The decline of the SNP, when (if ever) it happens will massively affect general elections for years to come. At the last election, the predicted rise of the SNP, among a host of other issues, severely damaged Ed Miliband’s campaign. Fear that he would be blackmailed if forced into a coalition with Mrs Sturgeon was rife; one Conservative advertisement showed Mr Miliband peering out of Alex Salmond’s pocket.
If Labour are going to get back into government anytime soon they will need those Scottish seats, but securing them is easier said than done. While Mr Miliband was branded too left wing by voters south of the border, many in Scotland (known for their more hard-line leftism) saw him as anything but.
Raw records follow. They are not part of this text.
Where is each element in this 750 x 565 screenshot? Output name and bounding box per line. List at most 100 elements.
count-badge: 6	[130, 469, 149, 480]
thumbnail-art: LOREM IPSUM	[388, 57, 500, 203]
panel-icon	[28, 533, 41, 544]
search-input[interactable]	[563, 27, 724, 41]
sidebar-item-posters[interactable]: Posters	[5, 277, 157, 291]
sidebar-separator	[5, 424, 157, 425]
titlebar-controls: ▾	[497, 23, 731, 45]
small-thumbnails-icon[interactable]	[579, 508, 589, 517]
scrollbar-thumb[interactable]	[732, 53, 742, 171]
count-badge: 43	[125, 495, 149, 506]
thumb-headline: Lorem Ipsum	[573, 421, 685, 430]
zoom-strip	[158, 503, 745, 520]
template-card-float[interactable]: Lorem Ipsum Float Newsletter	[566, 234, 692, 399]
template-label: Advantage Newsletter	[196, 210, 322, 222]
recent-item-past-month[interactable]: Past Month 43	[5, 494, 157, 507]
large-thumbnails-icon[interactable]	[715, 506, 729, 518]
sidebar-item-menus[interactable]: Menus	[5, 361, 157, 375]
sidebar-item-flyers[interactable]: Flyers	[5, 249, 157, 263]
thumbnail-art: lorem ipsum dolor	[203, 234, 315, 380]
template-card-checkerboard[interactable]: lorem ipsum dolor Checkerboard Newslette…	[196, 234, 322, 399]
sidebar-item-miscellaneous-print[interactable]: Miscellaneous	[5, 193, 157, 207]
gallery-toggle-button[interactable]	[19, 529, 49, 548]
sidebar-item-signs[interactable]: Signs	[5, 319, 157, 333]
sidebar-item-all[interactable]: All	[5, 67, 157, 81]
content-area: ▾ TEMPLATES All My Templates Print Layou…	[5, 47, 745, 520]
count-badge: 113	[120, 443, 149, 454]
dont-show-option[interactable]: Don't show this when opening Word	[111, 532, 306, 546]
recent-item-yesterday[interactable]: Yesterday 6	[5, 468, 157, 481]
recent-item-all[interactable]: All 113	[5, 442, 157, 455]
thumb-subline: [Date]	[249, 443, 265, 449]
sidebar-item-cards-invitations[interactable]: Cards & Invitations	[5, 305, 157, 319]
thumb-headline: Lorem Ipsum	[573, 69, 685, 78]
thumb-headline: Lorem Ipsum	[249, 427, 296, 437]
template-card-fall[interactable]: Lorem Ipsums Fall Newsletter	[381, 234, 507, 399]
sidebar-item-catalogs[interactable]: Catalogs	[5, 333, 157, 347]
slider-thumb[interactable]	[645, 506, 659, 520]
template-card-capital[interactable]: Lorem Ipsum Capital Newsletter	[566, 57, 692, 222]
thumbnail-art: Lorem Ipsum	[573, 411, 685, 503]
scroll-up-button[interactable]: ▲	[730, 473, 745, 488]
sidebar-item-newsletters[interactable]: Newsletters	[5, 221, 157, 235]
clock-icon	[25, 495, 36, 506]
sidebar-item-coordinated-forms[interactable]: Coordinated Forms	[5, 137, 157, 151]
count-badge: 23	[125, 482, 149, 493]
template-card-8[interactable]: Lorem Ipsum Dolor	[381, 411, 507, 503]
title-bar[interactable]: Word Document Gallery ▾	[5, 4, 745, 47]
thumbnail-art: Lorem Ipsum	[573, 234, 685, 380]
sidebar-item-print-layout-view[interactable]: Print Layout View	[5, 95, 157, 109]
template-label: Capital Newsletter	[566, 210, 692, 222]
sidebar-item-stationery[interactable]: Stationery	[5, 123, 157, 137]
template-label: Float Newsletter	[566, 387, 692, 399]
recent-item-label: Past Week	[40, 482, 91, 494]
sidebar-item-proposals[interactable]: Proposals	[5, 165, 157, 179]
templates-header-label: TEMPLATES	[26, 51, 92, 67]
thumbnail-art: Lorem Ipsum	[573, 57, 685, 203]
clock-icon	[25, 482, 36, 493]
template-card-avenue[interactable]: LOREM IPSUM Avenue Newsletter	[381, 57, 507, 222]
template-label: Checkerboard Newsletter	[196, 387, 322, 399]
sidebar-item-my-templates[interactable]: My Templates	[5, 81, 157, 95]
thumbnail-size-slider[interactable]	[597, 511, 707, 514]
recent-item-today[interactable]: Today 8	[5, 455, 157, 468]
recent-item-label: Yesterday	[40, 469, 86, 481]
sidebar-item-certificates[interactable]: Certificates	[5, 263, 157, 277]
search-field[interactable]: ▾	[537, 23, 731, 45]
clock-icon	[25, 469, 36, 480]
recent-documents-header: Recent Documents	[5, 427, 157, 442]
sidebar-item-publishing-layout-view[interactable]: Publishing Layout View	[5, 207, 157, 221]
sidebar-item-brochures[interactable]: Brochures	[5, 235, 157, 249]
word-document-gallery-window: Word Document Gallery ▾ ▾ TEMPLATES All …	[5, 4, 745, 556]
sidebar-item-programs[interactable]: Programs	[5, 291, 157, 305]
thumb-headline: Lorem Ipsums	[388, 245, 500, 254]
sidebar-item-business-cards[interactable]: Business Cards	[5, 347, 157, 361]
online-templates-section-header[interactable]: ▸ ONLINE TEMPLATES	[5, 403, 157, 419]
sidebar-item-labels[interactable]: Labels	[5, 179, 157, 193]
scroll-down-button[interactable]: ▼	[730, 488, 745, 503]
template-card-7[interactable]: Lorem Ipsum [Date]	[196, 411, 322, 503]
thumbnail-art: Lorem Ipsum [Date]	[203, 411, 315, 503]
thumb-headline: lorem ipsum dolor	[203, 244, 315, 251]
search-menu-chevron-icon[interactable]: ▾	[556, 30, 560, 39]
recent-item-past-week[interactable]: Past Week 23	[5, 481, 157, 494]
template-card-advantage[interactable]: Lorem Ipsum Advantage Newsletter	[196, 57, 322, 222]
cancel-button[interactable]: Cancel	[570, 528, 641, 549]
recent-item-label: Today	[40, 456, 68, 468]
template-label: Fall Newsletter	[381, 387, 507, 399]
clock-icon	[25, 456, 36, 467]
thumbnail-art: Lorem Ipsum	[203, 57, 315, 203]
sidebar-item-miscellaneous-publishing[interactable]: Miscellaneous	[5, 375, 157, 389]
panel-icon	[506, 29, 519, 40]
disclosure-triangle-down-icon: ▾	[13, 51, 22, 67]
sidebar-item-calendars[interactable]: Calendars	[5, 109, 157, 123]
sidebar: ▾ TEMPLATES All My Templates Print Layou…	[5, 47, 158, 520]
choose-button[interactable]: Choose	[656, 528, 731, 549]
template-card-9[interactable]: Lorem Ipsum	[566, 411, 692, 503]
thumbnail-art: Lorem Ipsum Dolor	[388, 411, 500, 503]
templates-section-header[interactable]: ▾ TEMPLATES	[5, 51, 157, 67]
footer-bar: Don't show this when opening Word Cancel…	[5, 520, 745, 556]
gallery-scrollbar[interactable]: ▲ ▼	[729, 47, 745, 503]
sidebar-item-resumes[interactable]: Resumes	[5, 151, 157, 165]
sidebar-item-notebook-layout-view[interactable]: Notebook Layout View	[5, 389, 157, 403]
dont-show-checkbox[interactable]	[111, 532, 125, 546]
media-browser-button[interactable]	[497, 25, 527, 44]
Labour’s new leader Jeremy Corbyn, though a self-described socialist, is unlikely to sway over SNP voters. If given a choice between two parties who will never enter into government, they are far more likely to vote for the one who will definitively represent Scotland.
But by the next election Mr Corbyn will most likely be long gone. Among the uninspiring list of potential candidates few look as though they could win back many Scottish voters to Labour.
Some have speculated that Ed Miliband’s brother David, who was surprisingly beaten by his younger sibling in the 2010 leadership election, could return when Mr Corbyn goes. But he is a clear member of “New Labour” and as such is a much more centrist politician and is therefore unlikely to win back much support from the SNP.
Another possible, Chuka Umunna, who pulled out of the last leadership election after a just three days, also seems unlikely to be able to sway many scots; his backing of Blairite Liz Kendall cemented his position at the centre of the party.
Regardless of how long the SNP remains in control of Scotland it seems as though Mr Salmond’s “Scottish lion” will have to wait. At least for the time being.